The new curriculum for the 60 Hour Yin Yoga Teacher Training Mindfulness, Meridians, Psychology, Anatomy brings evidence based science to light and further layers this with the pathways of energy in Chinese Medicine known as Meridians.
We are still doing yoga! But we learn that there are several ways we can perceive and understand what is happening in our bodies, thereby increasing our sensory perception. Why would this benefit us? I can think of one good reason immediately. When we know what is happening, we can do something about it! We can make appropriate and well informed choices. And we can begin to trust that what we feel is real. Understanding our symptoms becomes invaluable information to us before anything escalates and becomes worse.
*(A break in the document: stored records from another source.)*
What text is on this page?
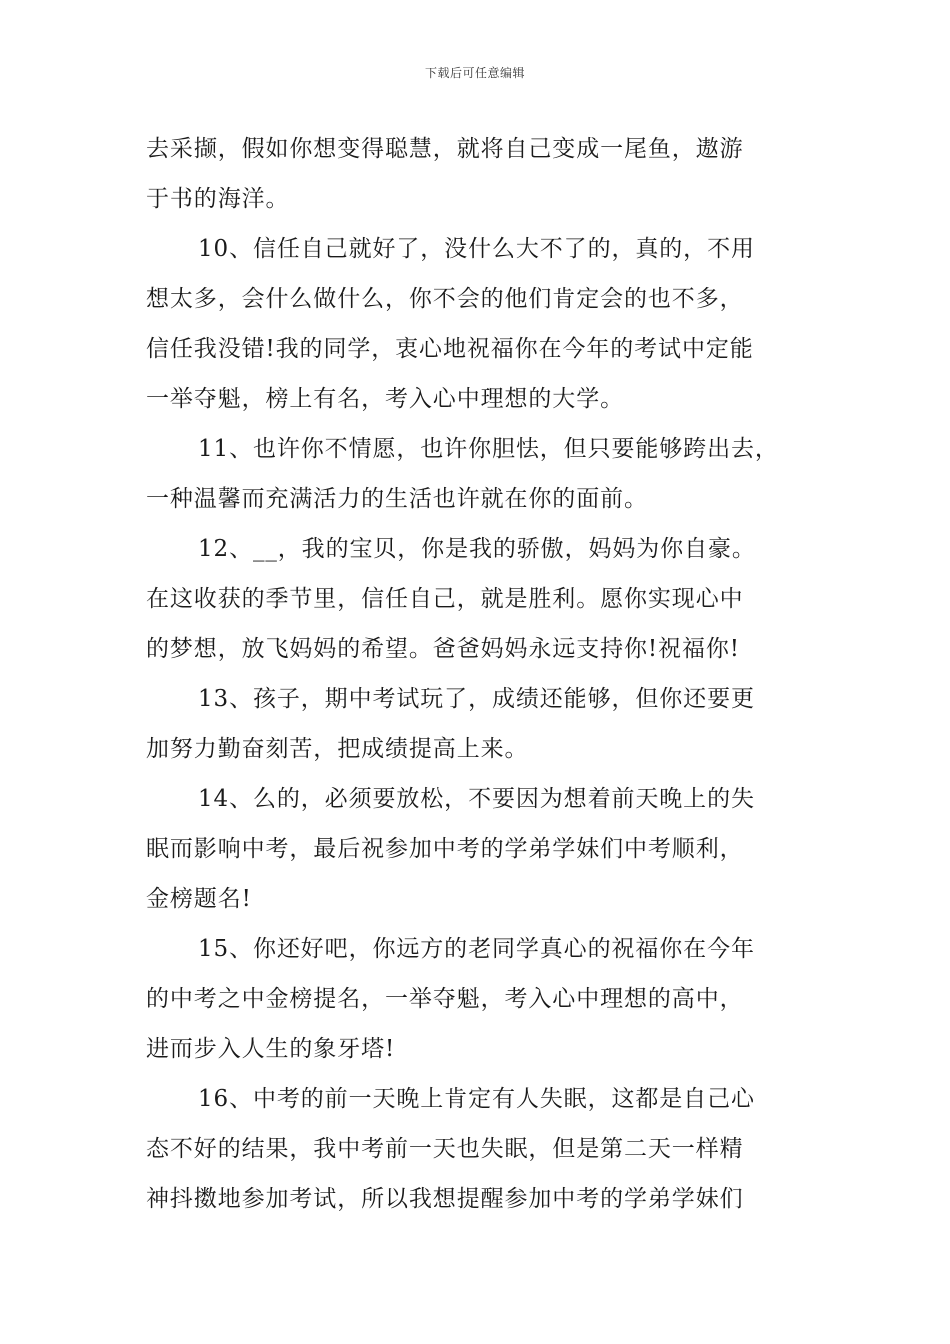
下载后可任意编辑
去采撷，假如你想变得聪慧，就将自己变成一尾鱼，遨游
于书的海洋。
10、信任自己就好了，没什么大不了的，真的，不用
想太多，会什么做什么，你不会的他们肯定会的也不多，
信任我没错!我的同学，衷心地祝福你在今年的考试中定能
一举夺魁，榜上有名，考入心中理想的大学。
11、也许你不情愿，也许你胆怯，但只要能够跨出去，
一种温馨而充满活力的生活也许就在你的面前。
12、__，我的宝贝，你是我的骄傲，妈妈为你自豪。
在这收获的季节里，信任自己，就是胜利。愿你实现心中
的梦想，放飞妈妈的希望。爸爸妈妈永远支持你!祝福你!
13、孩子，期中考试玩了，成绩还能够，但你还要更
加努力勤奋刻苦，把成绩提高上来。
14、么的，必须要放松，不要因为想着前天晚上的失
眠而影响中考，最后祝参加中考的学弟学妹们中考顺利，
金榜题名!
15、你还好吧，你远方的老同学真心的祝福你在今年
的中考之中金榜提名，一举夺魁，考入心中理想的高中，
进而步入人生的象牙塔!
16、中考的前一天晚上肯定有人失眠，这都是自己心
态不好的结果，我中考前一天也失眠，但是第二天一样精
神抖擞地参加考试，所以我想提醒参加中考的学弟学妹们
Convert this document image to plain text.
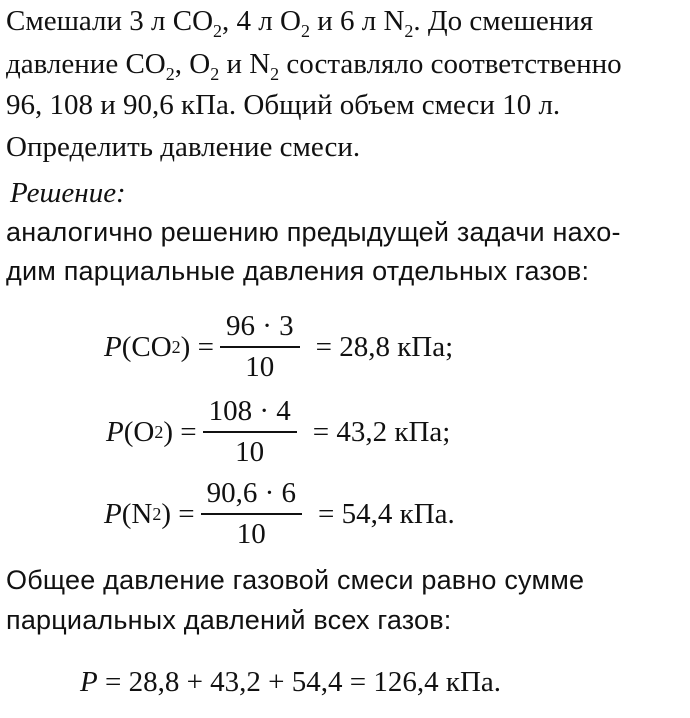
Смешали 3 л $СО_2$, 4 л $О_2$ и 6 л $N_2$. До смешения
давление $СО_2$, $О_2$ и $N_2$ составляло соответственно
96, 108 и 90,6 кПа. Общий объем смеси 10 л.
Определить давление смеси.
Решение:
аналогично решению предыдущей задачи нахо-
дим парциальные давления отдельных газов:
P (CO 2 ) = $\frac{96 \cdot 3}{10} = 28,8$ кПа;
P (O 2 ) = $\frac{108 \cdot 4}{10} = 43,2$ кПа;
P (N 2 ) = $\frac{90,6 \cdot 6}{10} = 54,4$ кПа.
Общее давление газовой смеси равно сумме
парциальных давлений всех газов:
P = 28,8 + 43,2 + 54,4 = 126,4 кПа.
If you want to know more about the upcoming training in January 2024, click here for more details.
And the new schedule for 2024 is now online.
In Level 2 Yin Yoga Teacher Training next Spring, the science behind the behaviour of fascia and the soft tissue network is taught as well as how meridian energy of the Yin Yang organ pairs moves through this 3dimensional matrix. In fact we study both through easy to visualise 3 dimensional videos which facilitates the understanding of Chinese Medicine and Fascia in a much clearer way. The Mindfulness focus is continued through daily Meditation with developing psychological enquiry practices.